GEORGETOWN, Colo. — Early Friday morning in downtown Georgetown, the location that once held the Red Ram Restaurant and Saloon burned in a fire.
Built in 1889, the restaurant was on the ground floor of the historic Fish Block building.
"Pretty much devastated, I mean our kids grew up there, a lot of great friends," said Dave Bauer, the restaurant's former owner.
Dave and Mary Bauer purchased the establishment in the mid-1990s.
"When we first bought it, then, people would come up to us and say, 'you bought the Red Ram?'" Mary Bauer said. "They were like, 'I remember back in the day in the 60s before (I-70) was built'."
Around 3:30 Friday morning, Clear Creek Fire Authority Chief Kelly Babeon said flames started in the basement and burned through the interior. At this time, he said the cause does not seem suspicious.
"Huge billows of black smoke, little bit of white smoke," said Melanie Wells, a neighbor.
The new owners changed the name to Lucha Cantina at the Red Ram, but the Bauers said the history of the location will never change.
"Before I-70, I-40 was there and that was the stop to go," Dave Bauer said.
He said it was a stop for the people discovering an emerging fad in the 1950s and '60s called skiing. The Bauers said that the ceiling was autographed by rich and famous patrons.
"Walt Disney, yeah, there were all kinds of people who actually frequented the restaurant itself -- anywhere from Jimmy Buffet to the Kennedys, John Denver," Dave Bauer said.

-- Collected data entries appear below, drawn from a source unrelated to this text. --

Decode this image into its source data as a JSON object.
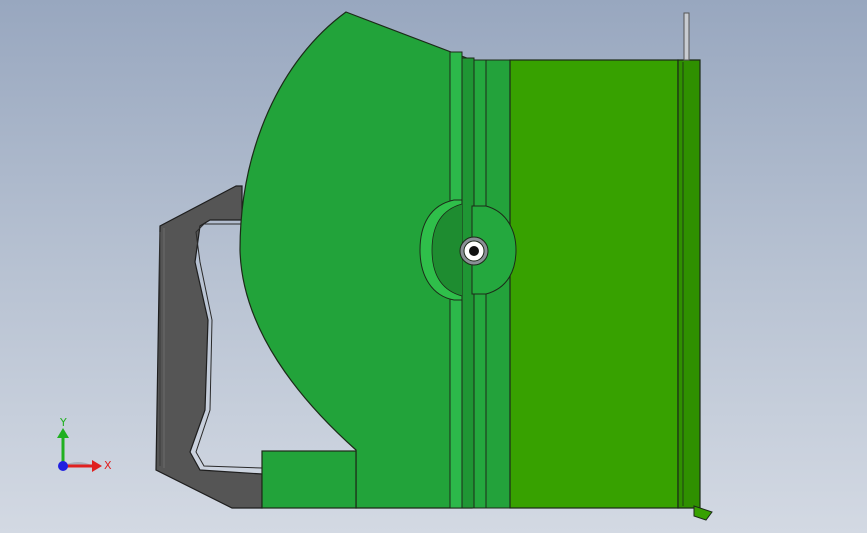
{
  "viewport": {
    "name": "3d-model-viewport"
  },
  "colors": {
    "background_top": "#98a7bf",
    "background_bottom": "#d3d9e3",
    "housing_green": "#22a33a",
    "panel_green": "#37a100",
    "dark_green": "#1a7a2a",
    "handle_gray": "#555555",
    "outline": "#1c2a18",
    "axis_x": "#e02020",
    "axis_y": "#20b020",
    "axis_z": "#2020e0"
  },
  "triad": {
    "x_label": "X",
    "y_label": "Y"
  }
}
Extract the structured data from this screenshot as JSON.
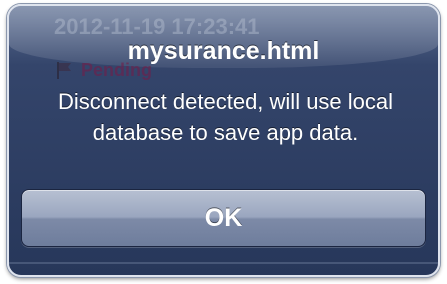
{
  "background": {
    "timestamp": "2012-11-19 17:23:41",
    "status_label": "Pending",
    "status_icon": "flag-icon"
  },
  "alert": {
    "title": "mysurance.html",
    "message": "Disconnect detected, will use local database to save app data.",
    "ok_label": "OK"
  },
  "colors": {
    "alert_top": "#5c6e92",
    "alert_body": "#27375a",
    "alert_border": "#dfe4ee",
    "button_top": "#b7c0d2",
    "button_bottom": "#6e7d9c",
    "text": "#ffffff"
  }
}
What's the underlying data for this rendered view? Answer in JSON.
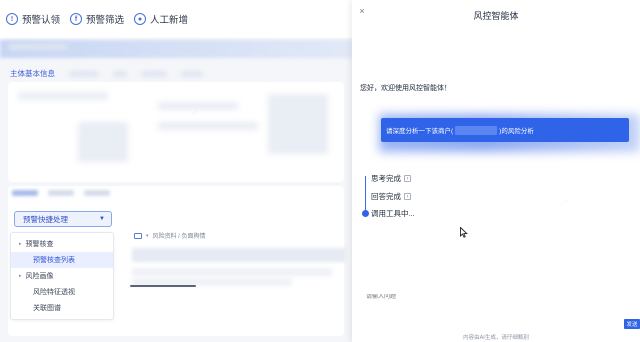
{
  "toolbar": {
    "buttons": [
      {
        "label": "预警认领",
        "icon": "bell-icon"
      },
      {
        "label": "预警筛选",
        "icon": "filter-icon"
      },
      {
        "label": "人工新增",
        "icon": "user-icon"
      }
    ]
  },
  "section": {
    "title": "主体基本信息"
  },
  "dropdown": {
    "label": "预警快捷处理"
  },
  "menu": {
    "items": [
      {
        "label": "预警核查",
        "level": 0
      },
      {
        "label": "预警核查列表",
        "level": 1,
        "selected": true
      },
      {
        "label": "风险画像",
        "level": 0
      },
      {
        "label": "风险特征透视",
        "level": 1
      },
      {
        "label": "关联图谱",
        "level": 1
      }
    ]
  },
  "breadcrumb": {
    "text": "风险资料 / 负面舆情"
  },
  "drawer": {
    "close_icon": "×",
    "title": "风控智能体",
    "greeting": "您好，欢迎使用风控智能体！",
    "user_message_prefix": "请深度分析一下该商户(",
    "user_message_suffix": ")的风险分析",
    "steps": [
      {
        "label": "思考完成"
      },
      {
        "label": "回答完成"
      },
      {
        "label": "调用工具中..."
      }
    ],
    "input_placeholder": "请输入问题",
    "send_label": "发送",
    "footer": "内容由AI生成，请仔细甄别"
  },
  "colors": {
    "accent": "#2f63e8",
    "selected_bg": "#e9efff"
  }
}
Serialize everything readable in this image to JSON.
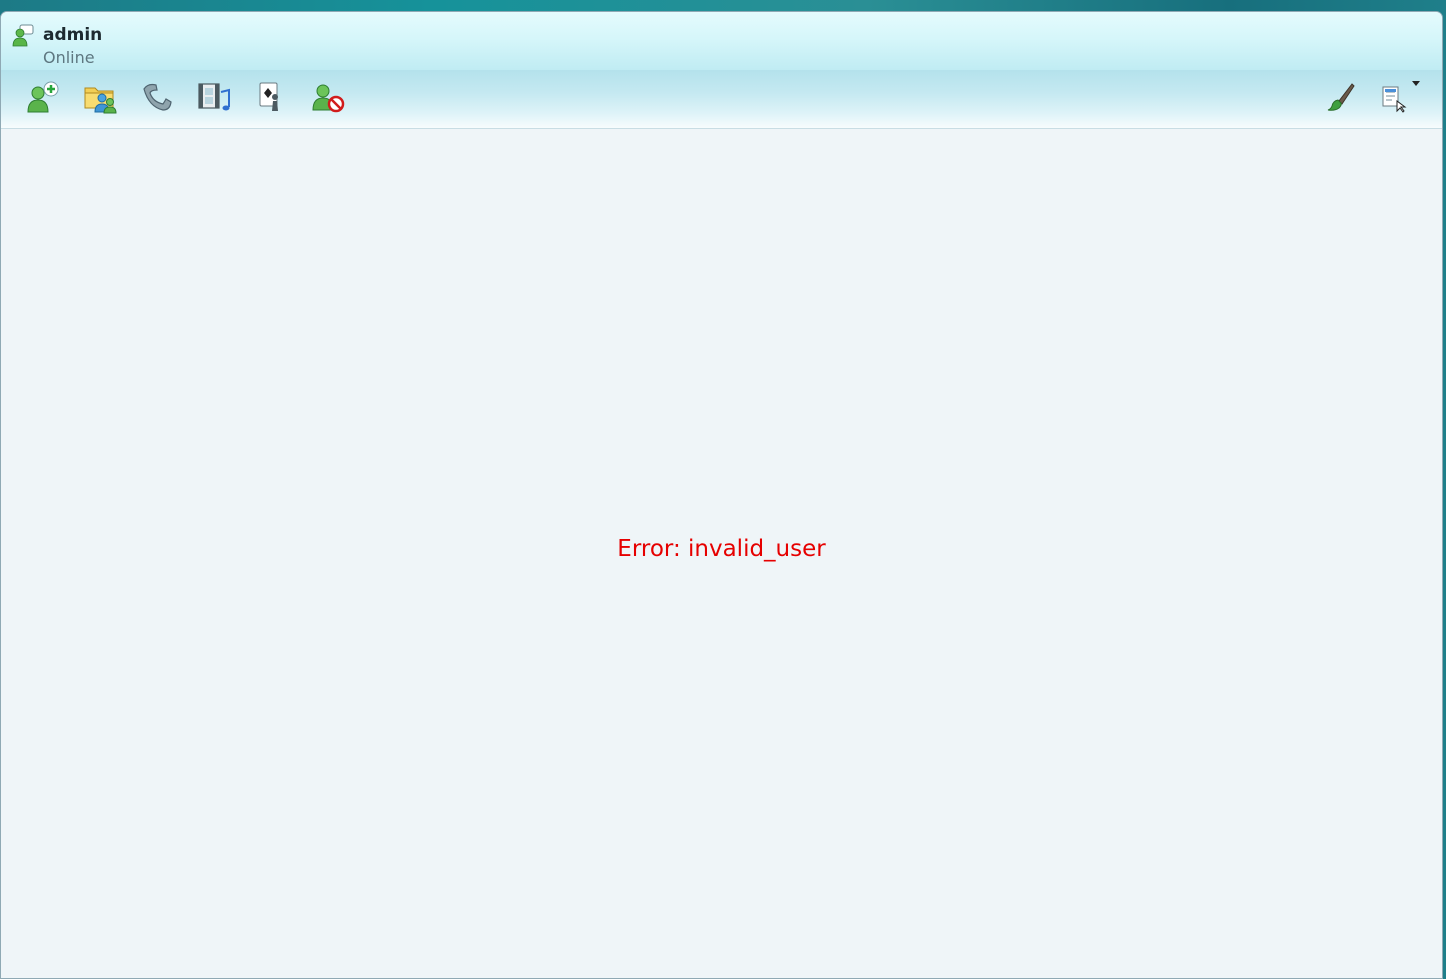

The Georgetown community is showing its support for the current owners, but Wells said the old mountain mining town just lost something special.
"All the chairs, tables, everything was old, historic wood, all original," Wells said. "It's going to be different here in Georgetown because a lot of people come down here just to see the Ram."
Mary Bauer said the stories will never be lost.
"Playboy magazine had a feature on the Red Ram and they called it America's Number One Fun Place," Mary Bauer said. "The women would come down from Denver, put their ski garb on, but they didn't ski and they'd meet guys and so many people say they met their spouse there."
Mary Bauer said miners first started the saloon back in the 19th century before it evolved into what the Red Ram means to people today.
"The Red Ram, in general, is just an icon of Colorado that never needs to be forgotten," Mary Bauer said.